La vice-présidente de la Commission européenne Viviane Reding a déclaré : « Tout le monde attend un cadre solide, cohérent et à l'épreuve de l'avenir pour la protection des données, avec des règles cohérentes dans tous les Etats membres et avec toutes les politiques de l'Union. Et je suis déterminée à y parvenir. »

« La révision des règles en matière de protection des données dans l'UE devrait renforcer l'harmonisation et fournir une sécurité juridique qui permettra au marché unique de fonctionner à plein régime », a déclaré John Higgins, le directeur général de DIGITALEUROPE qui s'est exprimé au nom de l'Industry Coalition for Data Protection.

« Dans ses efforts pour stimuler l'innovation et permettre à l'UE de respecter ses promesses en termes de croissance et d'emplois, l'Europe doit encourager les entreprises et leur permettre d'être compétitives sur la scène mondiale en rationalisant et en simplifiant les règles sur les transferts internationaux de données », a conclu M. Higgins.

Thomas Boué, le directeur européen pour les affaires gouvernementales à la Business Software Alliance, a déclaré : « Nous sommes arrivés à la croisée des chemins dans l'économie de l'information en Europe. Nous pouvons soit harmoniser aujourd'hui le patchwork confus de réglementations en vigueur pour la protection des données, ou risquer d'entraver la croissance de nouveaux marchés importants comme le cloud computing. La Business Software Alliance a rejoint dix autres associations afin de fournir une série de recommandations concrètes qui contribueront à créer un réel marché unique pour les données via une approche qui prend en compte nos intérêts communs en matière de protection des données, de promotion de l'innovation et de libre circulation des informations. »

Prochaines étapes : 
  • Fin janvier 2012 : la Commission devrait publier sa révision de la directive relative à la protection des données.

 

EurActiv.com - traduit de l'anglais par Amandine Gillet
Contexte : 

Les règlementations européennes existantes sur la protection des données ont été adoptées en 1995, alors que l'Internet n'en était encore qu'à ses balbutiements.
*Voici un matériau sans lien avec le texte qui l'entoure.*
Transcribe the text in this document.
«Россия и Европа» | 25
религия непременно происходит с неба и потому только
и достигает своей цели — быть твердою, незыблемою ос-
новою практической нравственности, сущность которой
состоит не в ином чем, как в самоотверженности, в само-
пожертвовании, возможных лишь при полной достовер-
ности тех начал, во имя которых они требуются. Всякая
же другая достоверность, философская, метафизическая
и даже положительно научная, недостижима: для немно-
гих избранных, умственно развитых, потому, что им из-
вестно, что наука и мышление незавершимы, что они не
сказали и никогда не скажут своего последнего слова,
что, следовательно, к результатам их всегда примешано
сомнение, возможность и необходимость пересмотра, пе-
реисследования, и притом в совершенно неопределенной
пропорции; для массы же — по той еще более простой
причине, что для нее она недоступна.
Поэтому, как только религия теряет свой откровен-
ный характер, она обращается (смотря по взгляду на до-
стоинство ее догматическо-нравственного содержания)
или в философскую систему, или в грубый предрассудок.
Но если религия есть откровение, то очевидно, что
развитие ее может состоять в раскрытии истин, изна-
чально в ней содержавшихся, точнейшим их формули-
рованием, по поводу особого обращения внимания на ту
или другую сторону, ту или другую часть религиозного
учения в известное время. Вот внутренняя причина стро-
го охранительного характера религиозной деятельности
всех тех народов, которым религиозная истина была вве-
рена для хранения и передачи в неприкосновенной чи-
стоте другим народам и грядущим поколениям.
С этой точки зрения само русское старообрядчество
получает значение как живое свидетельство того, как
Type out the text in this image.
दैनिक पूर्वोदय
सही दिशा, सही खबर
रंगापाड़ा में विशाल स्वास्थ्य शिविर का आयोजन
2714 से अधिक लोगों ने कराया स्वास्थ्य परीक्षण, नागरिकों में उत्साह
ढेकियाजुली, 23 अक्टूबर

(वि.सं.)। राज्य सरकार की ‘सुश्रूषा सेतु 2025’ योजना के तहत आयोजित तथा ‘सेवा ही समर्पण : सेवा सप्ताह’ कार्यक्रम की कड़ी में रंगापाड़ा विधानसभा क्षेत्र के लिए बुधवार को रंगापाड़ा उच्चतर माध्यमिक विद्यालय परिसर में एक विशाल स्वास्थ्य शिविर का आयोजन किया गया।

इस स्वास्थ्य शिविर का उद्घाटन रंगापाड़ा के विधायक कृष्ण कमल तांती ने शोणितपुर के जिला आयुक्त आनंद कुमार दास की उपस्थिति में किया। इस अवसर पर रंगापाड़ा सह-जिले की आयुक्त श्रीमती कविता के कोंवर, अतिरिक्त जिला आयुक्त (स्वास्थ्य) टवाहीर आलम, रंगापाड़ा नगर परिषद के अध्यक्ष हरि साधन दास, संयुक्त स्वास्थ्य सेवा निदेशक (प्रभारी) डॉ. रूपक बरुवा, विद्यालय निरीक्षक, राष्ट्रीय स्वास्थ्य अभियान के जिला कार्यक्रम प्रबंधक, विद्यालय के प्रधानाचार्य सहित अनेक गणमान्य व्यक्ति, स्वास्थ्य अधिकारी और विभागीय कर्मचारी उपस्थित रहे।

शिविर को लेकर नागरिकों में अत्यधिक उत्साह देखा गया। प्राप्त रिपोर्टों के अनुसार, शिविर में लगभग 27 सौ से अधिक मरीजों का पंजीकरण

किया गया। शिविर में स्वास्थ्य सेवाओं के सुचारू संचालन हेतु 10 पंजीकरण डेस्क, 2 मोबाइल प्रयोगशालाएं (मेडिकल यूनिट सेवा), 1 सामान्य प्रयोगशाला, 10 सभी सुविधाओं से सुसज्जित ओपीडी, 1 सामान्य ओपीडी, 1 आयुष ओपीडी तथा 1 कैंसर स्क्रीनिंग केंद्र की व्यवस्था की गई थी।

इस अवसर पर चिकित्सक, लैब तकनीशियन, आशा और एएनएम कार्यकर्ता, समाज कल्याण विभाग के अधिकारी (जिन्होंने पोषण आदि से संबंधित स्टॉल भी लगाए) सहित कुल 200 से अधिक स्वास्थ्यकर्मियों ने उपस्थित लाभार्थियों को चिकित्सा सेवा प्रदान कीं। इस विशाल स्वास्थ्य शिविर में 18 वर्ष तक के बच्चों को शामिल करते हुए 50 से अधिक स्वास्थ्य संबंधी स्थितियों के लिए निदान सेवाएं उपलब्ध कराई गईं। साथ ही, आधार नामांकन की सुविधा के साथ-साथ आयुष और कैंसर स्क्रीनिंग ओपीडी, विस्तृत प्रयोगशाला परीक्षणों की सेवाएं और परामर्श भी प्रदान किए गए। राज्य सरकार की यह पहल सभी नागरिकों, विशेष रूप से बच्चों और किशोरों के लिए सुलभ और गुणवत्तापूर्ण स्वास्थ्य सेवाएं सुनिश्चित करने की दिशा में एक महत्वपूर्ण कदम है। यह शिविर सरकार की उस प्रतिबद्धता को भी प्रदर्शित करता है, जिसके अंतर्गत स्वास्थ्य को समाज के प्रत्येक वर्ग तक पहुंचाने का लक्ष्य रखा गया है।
Selon l'UE, en 1993, l'Internet ne contenait que 1 % des informations électroniques. Ce chiffre a grimpé à 97 % en 2007.

Bien que le nombre croissant de produits et de services sur mesure apportent des avantages non négligeables aux consommateurs, ils impliquent une utilisation importante des données personnelles.

Les informations confidentielles peuvent être des renseignements financiers, comme les numéros de carte de crédit ou les détails des comptes bancaires, ou des informations relatives à la santé ou encore à l'orientation sexuelle et politique, entre autres.

Les possibilités d'usage impropre ou abusif de ces informations sont infinies. La Commission a déjà proposé plusieurs options pour améliorer la protection des données, notamment via une prise de conscience des données utilisées et des possibles atteintes à la sécurité des renseignements personnels; l'introduction du droit à l’oubli; des méthodes claires afin de requérir l'autorisation des détenteurs de données pour la gestion de leurs données personnelles.